Theatre Review: Good Golly Miss Molly, Royal Court

Good Golly Miss Molly with David Edge as Ronnie with The Devils

THE secret ingredients for a successful Liverpool show discovered a few years ago are pop music, drama with a local touch and a healthy dollop of comedy.

All are contained in Good Golly Miss Molly, a show written and directed by Bob Eaton, a former Liverpool Everyman director who has been busy recently directing shows at the Royal Court using the same recipe, most notably in Brick Up the Mersey Tunnels.

This show was originally written for a theatre in Newcastle Under Lyme, but has been given a Liverpool setting and a largely Liverpool cast.

The result is a show brimming with live music played by the cast, and a storyline set in Liverpool in 1985 when housing associations were being created to save neighbourhood housing.

There are times when its backwards and forwards timescale can be a little confusing and a few ultra-short scenes (cough and you miss them) make it feel a little bitty at times.

But such shortcomings are eventually overcome by a cast delivering the goods both comically and musically, and a feel-good ending which leaves you dancing out of the theatre.

Heading the cast is Liverpool singer Sonia, who gives a powerhouse performance as the Molly of the title, playing the character from a small girl on Coronation Day in 1953 to 1985 when she leads a residents’ protest about house demolition.

Her chirpy personality shines through but she can also do tears and anguish (she has to tackle abandonment, abortion and a druggie lover along the way) and she sings gloriously.

She was still jumping around like a young ’un at the final curtain, belting out Shout.

Among the 10-strong cast, Eithne Browne is a delight playing a variety of characters (her old woman was a hoot), Carl Chase is a gloriously grumpy, left wing grandad and Francis Tucker a hilarious hippy.

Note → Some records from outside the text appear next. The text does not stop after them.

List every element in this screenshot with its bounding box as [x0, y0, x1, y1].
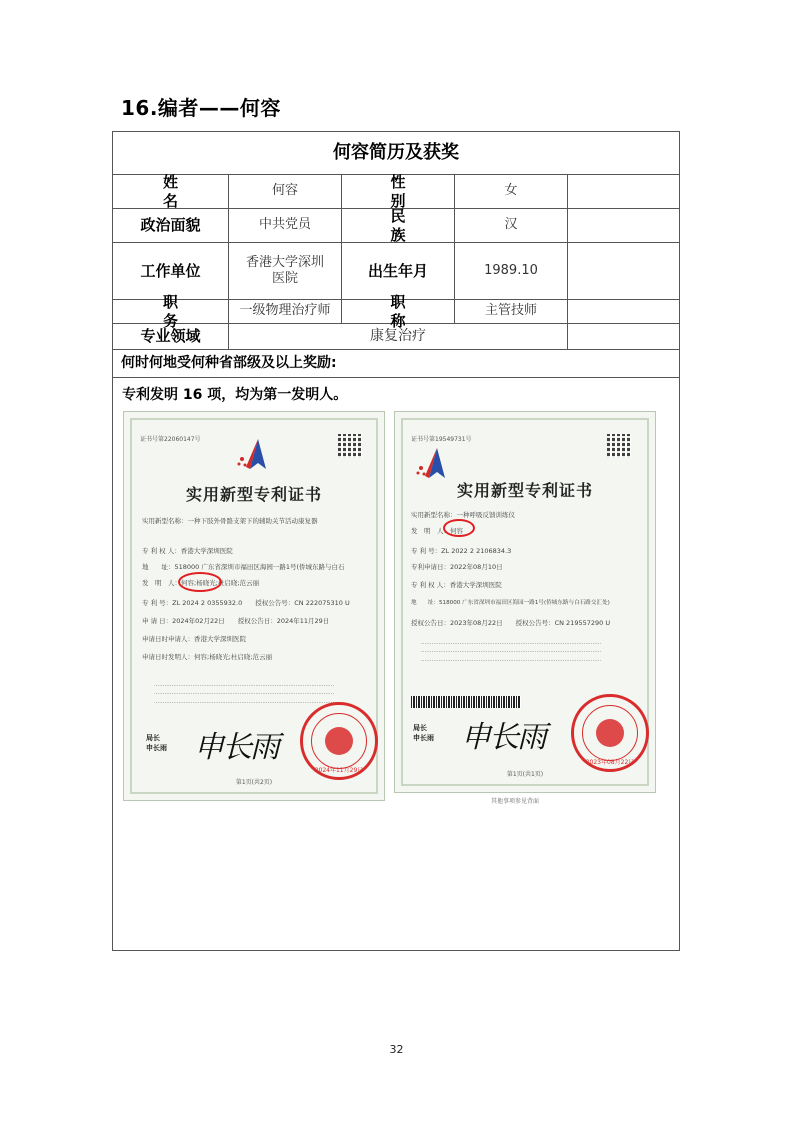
certificate-line: 专 利 号：ZL 2024 2 0355932.0 授权公告号：CN 222075310 U: [142, 599, 350, 607]
certificate-line: 发 明 人：何容: [411, 527, 463, 535]
certificate-footer: 第1页(共1页): [506, 771, 544, 778]
certificate-line: 地 址：518000 广东省深圳市福田区海园一路1号(侨城东路与白石: [142, 563, 345, 571]
certificate-line: 授权公告日：2023年08月22日 授权公告号：CN 219557290 U: [411, 619, 611, 627]
certificate-line: 地 址：518000 广东省深圳市福田区海园一路1号(侨城东路与白石路交汇处): [411, 600, 610, 606]
value-title: 主管技师: [454, 300, 567, 323]
official-seal: [300, 702, 378, 780]
certificate-note: 其他事项参见背面: [491, 798, 540, 805]
certificate-line: 专利申请日：2022年08月10日: [411, 563, 503, 571]
director-signature: 申长雨: [194, 730, 278, 765]
director-title: 局长 申长雨: [413, 724, 434, 742]
barcode-icon: [411, 696, 521, 708]
table-title: 何容简历及获奖: [333, 141, 459, 163]
director-signature: 申长雨: [461, 720, 545, 755]
value-workplace: 香港大学深圳医院: [228, 243, 341, 299]
certificate-line: 实用新型名称：一种呼吸反馈训练仪: [411, 511, 515, 519]
cnipa-logo-icon: [415, 446, 459, 480]
value-field: 康复治疗: [228, 324, 567, 349]
certificate-number: 证书号第19549731号: [411, 436, 472, 443]
label-title: 职 称: [341, 300, 454, 323]
empty-cell: [567, 209, 681, 242]
label-ethnicity: 民 族: [341, 209, 454, 242]
seal-date: 2024年11月29日: [314, 767, 364, 774]
patent-certificate-1: [123, 411, 385, 801]
empty-cell: [567, 175, 681, 208]
empty-cell: [567, 300, 681, 323]
label-gender: 性 别: [341, 175, 454, 208]
official-seal: [571, 694, 649, 772]
table-row: [113, 172, 679, 210]
table-title-row: [113, 132, 679, 175]
certificate-line: 申 请 日：2024年02月22日 授权公告日：2024年11月29日: [142, 617, 330, 625]
certificate-title: 实用新型专利证书: [456, 481, 593, 500]
director-title: 局长 申长雨: [146, 734, 167, 752]
awards-question: 何时何地受何种省部级及以上奖励:: [121, 354, 337, 371]
inventor-highlight-circle: [443, 519, 475, 537]
label-birth: 出生年月: [341, 243, 454, 299]
table-row: [113, 243, 679, 300]
label-position: 职 务: [163, 292, 254, 330]
certificate-body-text: ······································································································· ······································································································· ·······································································································: [421, 641, 602, 664]
value-position: 一级物理治疗师: [228, 300, 341, 323]
label-field: 专业领域: [140, 327, 201, 346]
section-heading: 16.编者——何容: [121, 96, 281, 120]
national-emblem-icon: [596, 719, 624, 747]
awards-note: 专利发明 16 项，均为第一发明人。: [122, 387, 348, 403]
patent-certificate-2: [394, 411, 656, 793]
resume-award-table: [112, 131, 680, 951]
empty-cell: [567, 243, 681, 299]
label-name: 姓 名: [163, 172, 254, 210]
table-row: [113, 206, 679, 244]
certificate-line: 申请日时申请人：香港大学深圳医院: [142, 635, 246, 643]
value-name: 何容: [228, 175, 341, 208]
empty-cell: [567, 324, 681, 349]
certificate-footer: 第1页(共2页): [235, 779, 273, 786]
certificate-line: 发 明 人：何容;杨晓光;杜启晓;范云丽: [142, 579, 260, 587]
table-row: [113, 292, 679, 330]
certificate-line: 申请日时发明人：何容;杨晓光;杜启晓;范云丽: [142, 653, 273, 661]
certificate-line: 专 利 权 人：香港大学深圳医院: [142, 547, 233, 555]
certificate-body-text: ······································································································· ······································································································· ·······································································································: [154, 683, 335, 706]
table-row: [113, 324, 679, 350]
table-row: [113, 350, 679, 378]
certificate-number: 证书号第22060147号: [140, 436, 201, 443]
value-political: 中共党员: [228, 209, 341, 242]
value-gender: 女: [454, 175, 567, 208]
label-workplace: 工作单位: [140, 261, 201, 280]
value-ethnicity: 汉: [454, 209, 567, 242]
label-political: 政治面貌: [140, 216, 201, 235]
qr-code-icon: [338, 434, 362, 458]
certificate-line: 专 利 号：ZL 2022 2 2106834.3: [411, 547, 512, 555]
qr-code-icon: [607, 434, 631, 458]
seal-date: 2023年08月22日: [585, 759, 635, 766]
certificate-line: 专 利 权 人：香港大学深圳医院: [411, 581, 502, 589]
certificate-title: 实用新型专利证书: [185, 485, 322, 504]
national-emblem-icon: [325, 727, 353, 755]
cnipa-logo-icon: [236, 437, 280, 471]
value-birth: 1989.10: [454, 243, 567, 299]
page-number: 32: [389, 1043, 404, 1056]
inventor-highlight-circle: [178, 572, 222, 592]
certificate-line: 实用新型名称：一种下肢外骨骼支架下的辅助关节活动康复器: [142, 517, 318, 525]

While some of Liverpool’s political drama gets lost amid the numerous musical numbers and gags (“Bills, bills, bills – and Bill doesn’t even live here”), the show has a likeable feel to it and it has a reasonable story to tell.

It’s a story that is still told in the city – the play gives Militant Tendency a dishonourable mention – and which gives Good Golly a contemporary purpose.